PCA clearly separated NBC-HD, NBC-lcMBL, NBC-hcMBL, and hcMBL clones, forming a gradient with NBC-HD and hcMBL clones at opposite extremes, and NBC-lcMBL samples occupying an intermediate position between NBC-HD and NBC-hcMBL. Within hcMBL, CD5⁺NBC and NBC-U-MBL clustered closer to hcMBL clones. Comparing CD5⁻NBC-M-hcMBL to NBC-HD revealed 8,380 DEG, with most pathways, including B-cell activation (20/21, 95%), inhibited. Mismatch and base-excision repair (MMR, BER), typically found in follicular B-cell responses, were activated. CD5⁻NBC-U-hcMBL vs. NBC-HD exhibited 12,793 DEG and widespread upregulation of activation pathways (23/26, 88%). Comparing CD5^-NBC-U-hcMBL and NBC-M-hcMBL revealed fewer DEG (1,316), consistent with the groups being hcMBL, although the former showed activated pathways (cytokine storm, NET, S-phase and cyclophilin signaling, and RIPK1-mediated necrosis), typical for heightened inflammation and extrafollicular responses.

Phenotypically, NBC-hcMBL had reduced naïve B cells, and increased memory, ABC and DN B cells compared to NBC-HD (P<0.05). NBC-M-hcMBL exhibited increased DN1 cells (P=0.046), considered switched memory precursors, and expanded switched memory B cells (P=0.008), whereas NBC-U-hcMBL displayed increased unswitched memory B cells (P=0.018). NBC-U-MBL also exhibited higher DN2/3 cells which are precursors to antibody-secreting cells compared to NBC-HD (P=0.003) and NBC-M-hcMBL (P=0.024).

BCR analysis of NBCs revealed significant differences (P<0.05) in clonal space occupancy (CSO) among groups. NBC-HD exhibited a polyclonal repertoire with low clonal dominance; expanded clones (0.5-1% CSO) were rare (1.4%) and hyperexpanded clones (>1% CSO) absent. NBC-U-hcMBL showed increased expanded and hyperexpanded clones (5% each). NBC-M-hcMBL had the most restricted repertoire, with 16.3% hyperexpanded clones and the highest SHM rates, significantly surpassing NBC-U-hcMBL and NBC-HD (P<0.001). The sole M-lcMBL case analyzed had a clearly distinct BCR repertoire, with a high proportion of hyperexpanded clones (45% CSO) and unique V gene usage.

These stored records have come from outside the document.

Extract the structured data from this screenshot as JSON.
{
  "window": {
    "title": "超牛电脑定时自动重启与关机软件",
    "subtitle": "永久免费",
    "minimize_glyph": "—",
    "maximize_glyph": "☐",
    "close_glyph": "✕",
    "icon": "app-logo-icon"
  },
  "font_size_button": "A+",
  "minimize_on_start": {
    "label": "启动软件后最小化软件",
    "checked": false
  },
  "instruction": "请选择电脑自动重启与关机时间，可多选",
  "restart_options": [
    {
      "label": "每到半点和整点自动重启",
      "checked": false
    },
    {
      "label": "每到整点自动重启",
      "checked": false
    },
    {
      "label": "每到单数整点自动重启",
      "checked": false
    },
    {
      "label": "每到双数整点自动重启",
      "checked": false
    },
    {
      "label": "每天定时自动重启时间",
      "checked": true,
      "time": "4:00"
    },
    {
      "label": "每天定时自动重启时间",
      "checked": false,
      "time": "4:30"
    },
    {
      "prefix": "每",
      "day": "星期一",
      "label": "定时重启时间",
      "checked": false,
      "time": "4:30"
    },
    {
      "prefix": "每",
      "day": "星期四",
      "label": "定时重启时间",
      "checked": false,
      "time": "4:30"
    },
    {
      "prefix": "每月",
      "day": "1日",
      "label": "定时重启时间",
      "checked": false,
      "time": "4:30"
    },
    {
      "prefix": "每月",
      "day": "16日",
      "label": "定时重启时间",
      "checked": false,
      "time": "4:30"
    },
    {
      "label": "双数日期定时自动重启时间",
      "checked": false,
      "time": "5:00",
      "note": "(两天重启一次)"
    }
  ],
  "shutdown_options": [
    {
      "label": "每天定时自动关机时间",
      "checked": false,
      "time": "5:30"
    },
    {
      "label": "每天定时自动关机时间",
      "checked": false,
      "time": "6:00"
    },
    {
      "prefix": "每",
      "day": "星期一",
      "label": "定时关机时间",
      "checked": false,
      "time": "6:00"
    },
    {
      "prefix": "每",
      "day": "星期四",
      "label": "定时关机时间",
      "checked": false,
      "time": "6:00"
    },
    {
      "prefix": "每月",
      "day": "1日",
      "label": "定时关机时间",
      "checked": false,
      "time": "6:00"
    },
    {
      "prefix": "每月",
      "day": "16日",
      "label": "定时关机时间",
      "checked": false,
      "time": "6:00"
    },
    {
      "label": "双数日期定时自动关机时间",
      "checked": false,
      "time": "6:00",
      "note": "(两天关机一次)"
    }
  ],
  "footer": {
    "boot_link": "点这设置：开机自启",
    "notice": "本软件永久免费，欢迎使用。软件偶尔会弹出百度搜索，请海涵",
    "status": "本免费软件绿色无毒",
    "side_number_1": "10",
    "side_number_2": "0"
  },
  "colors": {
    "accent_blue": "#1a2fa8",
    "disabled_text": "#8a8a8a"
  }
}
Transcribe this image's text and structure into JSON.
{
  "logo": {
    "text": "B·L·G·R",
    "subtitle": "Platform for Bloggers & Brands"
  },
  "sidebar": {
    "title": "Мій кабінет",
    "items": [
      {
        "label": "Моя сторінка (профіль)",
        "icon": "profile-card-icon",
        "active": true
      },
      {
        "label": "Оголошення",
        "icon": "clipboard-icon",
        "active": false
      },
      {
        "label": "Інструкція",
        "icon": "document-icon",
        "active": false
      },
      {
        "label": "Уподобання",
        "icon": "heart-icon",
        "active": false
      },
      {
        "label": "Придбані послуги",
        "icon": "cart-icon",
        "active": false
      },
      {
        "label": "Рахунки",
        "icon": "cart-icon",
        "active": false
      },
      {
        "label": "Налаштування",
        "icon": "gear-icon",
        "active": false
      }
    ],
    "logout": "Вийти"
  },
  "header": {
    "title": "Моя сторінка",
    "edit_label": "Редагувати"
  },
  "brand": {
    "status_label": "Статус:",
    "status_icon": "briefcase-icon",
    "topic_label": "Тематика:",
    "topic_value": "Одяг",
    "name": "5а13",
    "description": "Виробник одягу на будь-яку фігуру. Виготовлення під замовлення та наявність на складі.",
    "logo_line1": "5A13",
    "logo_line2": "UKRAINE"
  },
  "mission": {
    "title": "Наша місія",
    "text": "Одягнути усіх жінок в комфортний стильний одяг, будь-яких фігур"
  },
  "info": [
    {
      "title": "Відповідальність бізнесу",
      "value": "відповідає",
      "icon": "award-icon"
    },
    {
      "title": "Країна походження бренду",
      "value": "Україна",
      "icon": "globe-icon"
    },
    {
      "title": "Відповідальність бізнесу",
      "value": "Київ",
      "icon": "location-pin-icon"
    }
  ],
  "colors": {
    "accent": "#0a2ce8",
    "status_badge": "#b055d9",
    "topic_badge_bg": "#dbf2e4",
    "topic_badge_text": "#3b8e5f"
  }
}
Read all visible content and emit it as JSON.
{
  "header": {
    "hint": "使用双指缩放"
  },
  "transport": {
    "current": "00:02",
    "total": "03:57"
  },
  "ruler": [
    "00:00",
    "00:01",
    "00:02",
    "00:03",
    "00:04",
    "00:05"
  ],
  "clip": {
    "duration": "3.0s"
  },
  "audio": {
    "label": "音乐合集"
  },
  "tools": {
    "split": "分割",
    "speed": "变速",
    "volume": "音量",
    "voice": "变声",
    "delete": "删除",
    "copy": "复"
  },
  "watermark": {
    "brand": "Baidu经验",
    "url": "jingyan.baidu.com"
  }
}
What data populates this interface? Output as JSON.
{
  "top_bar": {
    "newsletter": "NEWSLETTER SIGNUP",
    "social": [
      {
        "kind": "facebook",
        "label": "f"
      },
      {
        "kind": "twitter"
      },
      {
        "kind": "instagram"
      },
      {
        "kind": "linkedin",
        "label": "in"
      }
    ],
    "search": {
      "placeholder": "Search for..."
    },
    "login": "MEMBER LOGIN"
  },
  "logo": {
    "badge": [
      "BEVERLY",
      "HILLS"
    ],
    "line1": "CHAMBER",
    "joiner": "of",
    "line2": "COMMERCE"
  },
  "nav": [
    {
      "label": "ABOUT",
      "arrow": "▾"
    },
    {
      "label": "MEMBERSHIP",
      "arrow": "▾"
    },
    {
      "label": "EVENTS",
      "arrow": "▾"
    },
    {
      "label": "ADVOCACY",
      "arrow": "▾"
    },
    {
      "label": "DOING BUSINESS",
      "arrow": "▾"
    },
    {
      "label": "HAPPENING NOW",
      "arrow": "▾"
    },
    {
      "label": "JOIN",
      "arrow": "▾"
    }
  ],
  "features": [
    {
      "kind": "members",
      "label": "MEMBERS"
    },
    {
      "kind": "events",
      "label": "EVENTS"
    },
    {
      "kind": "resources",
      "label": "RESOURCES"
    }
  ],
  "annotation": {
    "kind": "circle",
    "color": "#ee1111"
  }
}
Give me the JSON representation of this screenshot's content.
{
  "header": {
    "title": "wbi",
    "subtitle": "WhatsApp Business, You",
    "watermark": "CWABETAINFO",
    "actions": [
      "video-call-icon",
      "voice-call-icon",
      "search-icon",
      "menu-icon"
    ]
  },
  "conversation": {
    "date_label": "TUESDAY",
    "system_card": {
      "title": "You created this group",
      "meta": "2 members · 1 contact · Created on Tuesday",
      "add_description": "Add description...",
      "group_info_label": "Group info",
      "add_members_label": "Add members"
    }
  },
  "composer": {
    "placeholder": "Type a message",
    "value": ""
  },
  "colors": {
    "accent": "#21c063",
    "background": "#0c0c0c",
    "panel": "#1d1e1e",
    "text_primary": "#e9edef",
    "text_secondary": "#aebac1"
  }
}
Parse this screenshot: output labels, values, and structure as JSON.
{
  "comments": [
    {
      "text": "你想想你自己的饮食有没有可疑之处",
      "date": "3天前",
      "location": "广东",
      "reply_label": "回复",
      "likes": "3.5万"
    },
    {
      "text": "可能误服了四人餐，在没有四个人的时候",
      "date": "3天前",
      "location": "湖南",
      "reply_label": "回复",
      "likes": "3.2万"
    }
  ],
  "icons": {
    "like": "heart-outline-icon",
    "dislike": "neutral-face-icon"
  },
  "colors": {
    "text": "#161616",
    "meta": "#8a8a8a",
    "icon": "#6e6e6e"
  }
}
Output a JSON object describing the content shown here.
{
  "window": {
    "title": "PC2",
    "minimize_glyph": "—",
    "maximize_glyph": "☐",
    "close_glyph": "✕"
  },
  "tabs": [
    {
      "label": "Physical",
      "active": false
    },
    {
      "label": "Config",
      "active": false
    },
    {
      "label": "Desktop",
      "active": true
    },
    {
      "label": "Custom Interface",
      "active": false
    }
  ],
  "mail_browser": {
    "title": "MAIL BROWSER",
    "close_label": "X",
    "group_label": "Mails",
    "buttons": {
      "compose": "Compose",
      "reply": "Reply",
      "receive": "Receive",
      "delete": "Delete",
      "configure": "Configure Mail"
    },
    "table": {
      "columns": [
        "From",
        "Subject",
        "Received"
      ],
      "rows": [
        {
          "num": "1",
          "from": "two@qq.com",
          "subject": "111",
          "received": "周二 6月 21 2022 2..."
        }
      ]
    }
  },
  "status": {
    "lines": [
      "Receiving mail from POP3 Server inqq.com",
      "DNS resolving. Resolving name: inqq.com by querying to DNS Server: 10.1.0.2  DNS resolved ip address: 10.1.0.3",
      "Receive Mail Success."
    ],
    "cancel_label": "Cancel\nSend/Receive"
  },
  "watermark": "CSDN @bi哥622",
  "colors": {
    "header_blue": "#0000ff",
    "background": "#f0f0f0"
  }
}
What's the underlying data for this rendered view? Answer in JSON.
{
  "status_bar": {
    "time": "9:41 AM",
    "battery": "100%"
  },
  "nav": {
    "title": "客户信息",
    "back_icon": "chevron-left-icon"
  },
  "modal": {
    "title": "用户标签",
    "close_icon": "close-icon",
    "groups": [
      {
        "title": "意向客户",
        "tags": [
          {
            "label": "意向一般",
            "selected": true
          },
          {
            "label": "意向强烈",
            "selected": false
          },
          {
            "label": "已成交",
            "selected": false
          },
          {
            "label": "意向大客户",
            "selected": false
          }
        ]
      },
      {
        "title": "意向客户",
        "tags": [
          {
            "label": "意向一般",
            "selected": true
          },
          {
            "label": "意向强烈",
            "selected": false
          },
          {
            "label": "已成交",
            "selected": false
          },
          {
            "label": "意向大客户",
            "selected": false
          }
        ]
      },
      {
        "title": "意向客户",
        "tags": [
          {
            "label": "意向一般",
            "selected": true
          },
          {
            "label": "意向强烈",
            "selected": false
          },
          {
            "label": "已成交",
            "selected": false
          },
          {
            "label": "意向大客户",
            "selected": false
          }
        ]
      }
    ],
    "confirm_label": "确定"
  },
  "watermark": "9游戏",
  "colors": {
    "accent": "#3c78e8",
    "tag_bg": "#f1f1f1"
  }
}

Altogether, our results demonstrate a global B-cell defect both in lcMBL and hcMBL, being markedly more pronounced in the latter. Nevertheless, the transcriptomic differences (NBC from lcMBL being much closer to HD), together with the different immunogenetic pressures revealed by BCR analysis point toward separate pathogenic drivers in lcMBL and hcMBL. In hcMBL, the transcriptome defects were demonstrated in CD5⁺ and CD5⁻ NBC subsets and in M- and U- MBL patients. NBC from M-hcMBL appear to follow a follicular B-cell maturation pathway (BER and MMR signatures, switched memory and DN1 B cells, and a more restricted and hypermutated BCR repertoire). Conversely, NBC from U-hcMBL show a gene signature of extensive inflammation compatible with extrafollicular maturation, supported by unswitched memory and DN2/3 B-cell subsets and reduced SHM rates. These findings suggest that different antigenic challenges push hcMBL NBCs into separate developmental paths that correlate with IGHV-mutation status.

GB was supported by the Lymphoma Research Foundation.